China’s technology ministry is launching a special “AI + Software” action plan designed to accelerate the country’s development of intelligent programming and create new AI-native business models, a direct response to escalating tech rivalry with the US.
"We will launch a special 'AI + Software' action to accelerate the R&D and application of intelligent programming," Ke Jixin, Vice Minister of the Ministry of Industry and Information Technology (MIIT), said at a State Council policy briefing on April 28.
The plan will focus on cultivating "Model-as-a-Service" and "Agent-as-a-Service" as new business formats. It also aims to strengthen China's open-source ecosystem and drive the intelligent upgrade of foundational and industrial software, supported by a buildout of the nation's computing and data infrastructure.
The initiative comes just one day after Chinese regulators formally blocked Meta Platforms Inc.'s $2 billion acquisition of the Chinese-founded AI startup Manus, citing national security. The move, which forces Meta to unwind the deal, highlights the intense US-China competition in AI and underscores Beijing's strategy to foster a self-sufficient domestic AI industry.
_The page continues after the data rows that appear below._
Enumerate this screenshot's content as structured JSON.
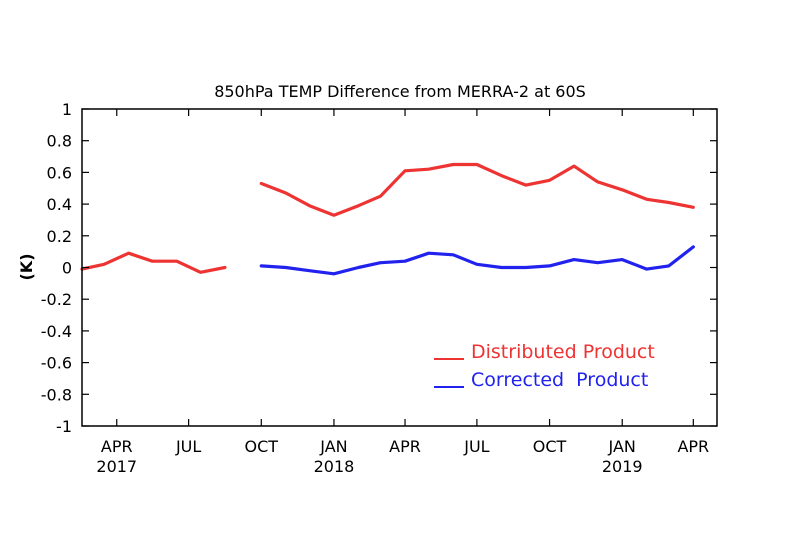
{
  "chart_data": {
    "type": "line",
    "title": "850hPa TEMP Difference from MERRA-2 at 60S",
    "ylabel": "(K)",
    "ylim": [
      -1,
      1
    ],
    "yticks": [
      1,
      0.8,
      0.6,
      0.4,
      0.2,
      0,
      -0.2,
      -0.4,
      -0.6,
      -0.8,
      -1
    ],
    "xlim": [
      "2017-02-16",
      "2019-05-01"
    ],
    "xticks": [
      {
        "date": "2017-04-01",
        "label": "APR",
        "year": "2017"
      },
      {
        "date": "2017-07-01",
        "label": "JUL",
        "year": ""
      },
      {
        "date": "2017-10-01",
        "label": "OCT",
        "year": ""
      },
      {
        "date": "2018-01-01",
        "label": "JAN",
        "year": "2018"
      },
      {
        "date": "2018-04-01",
        "label": "APR",
        "year": ""
      },
      {
        "date": "2018-07-01",
        "label": "JUL",
        "year": ""
      },
      {
        "date": "2018-10-01",
        "label": "OCT",
        "year": ""
      },
      {
        "date": "2019-01-01",
        "label": "JAN",
        "year": "2019"
      },
      {
        "date": "2019-04-01",
        "label": "APR",
        "year": ""
      }
    ],
    "grid": false,
    "legend_position": "lower-right",
    "series": [
      {
        "name": "Distributed Product",
        "color": "#ee3333",
        "x": [
          "2017-02-16",
          "2017-03-16",
          "2017-04-16",
          "2017-05-16",
          "2017-06-16",
          "2017-07-16",
          "2017-08-16",
          "2017-09-16",
          "2017-10-01",
          "2017-11-01",
          "2017-12-01",
          "2018-01-01",
          "2018-02-01",
          "2018-03-01",
          "2018-04-01",
          "2018-05-01",
          "2018-06-01",
          "2018-07-01",
          "2018-08-01",
          "2018-09-01",
          "2018-10-01",
          "2018-11-01",
          "2018-12-01",
          "2019-01-01",
          "2019-02-01",
          "2019-03-01",
          "2019-04-01"
        ],
        "values": [
          -0.01,
          0.02,
          0.09,
          0.04,
          0.04,
          -0.03,
          0.0,
          null,
          0.53,
          0.47,
          0.39,
          0.33,
          0.39,
          0.45,
          0.61,
          0.62,
          0.65,
          0.65,
          0.58,
          0.52,
          0.55,
          0.64,
          0.54,
          0.49,
          0.43,
          0.41,
          0.38
        ]
      },
      {
        "name": "Corrected  Product",
        "color": "#2222ee",
        "x": [
          "2017-10-01",
          "2017-11-01",
          "2017-12-01",
          "2018-01-01",
          "2018-02-01",
          "2018-03-01",
          "2018-04-01",
          "2018-05-01",
          "2018-06-01",
          "2018-07-01",
          "2018-08-01",
          "2018-09-01",
          "2018-10-01",
          "2018-11-01",
          "2018-12-01",
          "2019-01-01",
          "2019-02-01",
          "2019-03-01",
          "2019-04-01"
        ],
        "values": [
          0.01,
          0.0,
          -0.02,
          -0.04,
          0.0,
          0.03,
          0.04,
          0.09,
          0.08,
          0.02,
          0.0,
          0.0,
          0.01,
          0.05,
          0.03,
          0.05,
          -0.01,
          0.01,
          0.13
        ]
      }
    ]
  }
}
The core of the MIIT's new strategy is the explicit push to create "Model-as-a-Service" (MaaS) and "Agent-as-a-Service" (AaaS) offerings. This signals a move up the value chain from simply building large language models to creating a commercial layer of accessible, deployable AI services that can be integrated into enterprise workflows. The focus on "intelligent agents" mirrors the technology developed by Manus, which used multiple AI agents to perform complex tasks for users and was a key reason for Meta's acquisition interest.
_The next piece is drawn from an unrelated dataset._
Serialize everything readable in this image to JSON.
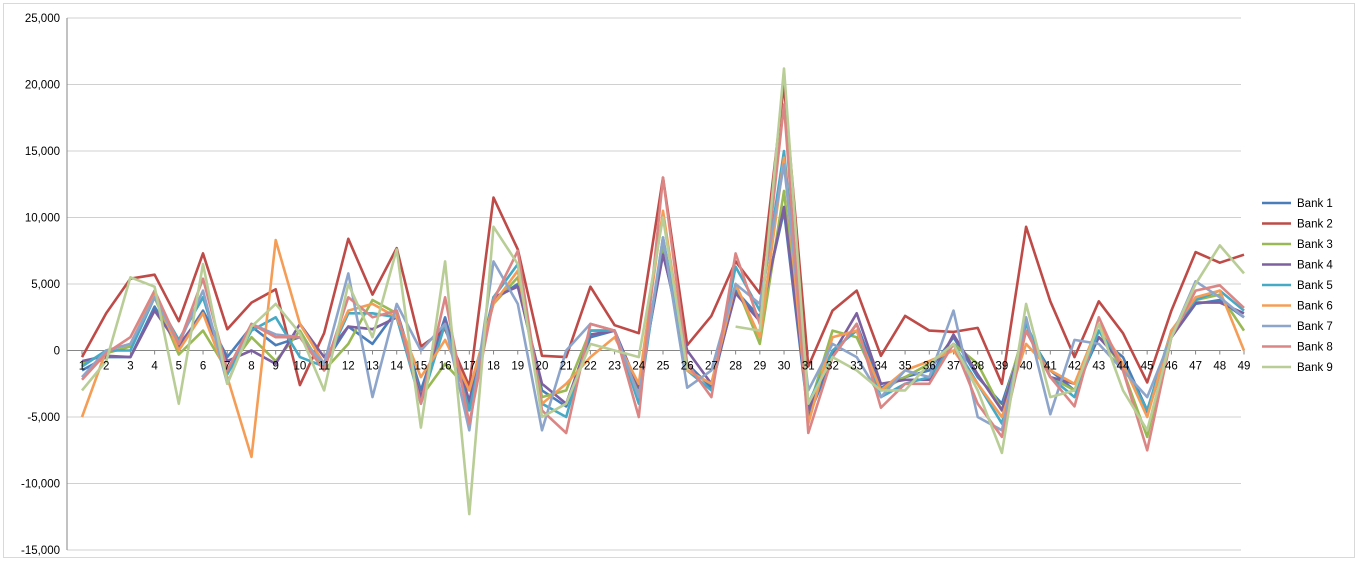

Beyond new service models, the plan emphasizes the intelligent upgrade of industrial software. This is a critical component of Beijing's long-term goal to digitize its vast manufacturing sector. The ministry plans to establish a robust service system for this digital transformation and will launch an "Industrial Data Foundation" initiative to build high-quality datasets for training industrial AI models. This will be supported by the "orderly promotion" of computing power layout and the construction of edge computing facilities.
The push for a domestic software ecosystem is a direct consequence of the growing technology decoupling between the US and China. The unwinding of the Meta-Manus deal is a case in point. Manus, founded by Chinese entrepreneurs, had attempted to re-establish itself outside of China via Singapore to avoid such a scenario, a strategy that ultimately failed. The incident shows the dimming prospects for Chinese tech founders trying to pivot to the US tech scene and reinforces Beijing's rationale for building an independent ecosystem, even if it means losing access to Western models like Anthropic's Claude, which Manus used.
For investors, the "AI + Software" policy is expected to be a significant tailwind for Chinese companies in the AI, cloud computing, and industrial software sectors. The policy likely signals a wave of government contracts, subsidies, and a favorable regulatory environment. This could boost stock prices and investment in related A-share companies specializing in AI models, enterprise software, and data center infrastructure as China seeks to nurture its own champions to compete with global giants like Nvidia and Meta.
This article is for informational purposes only and does not constitute investment advice.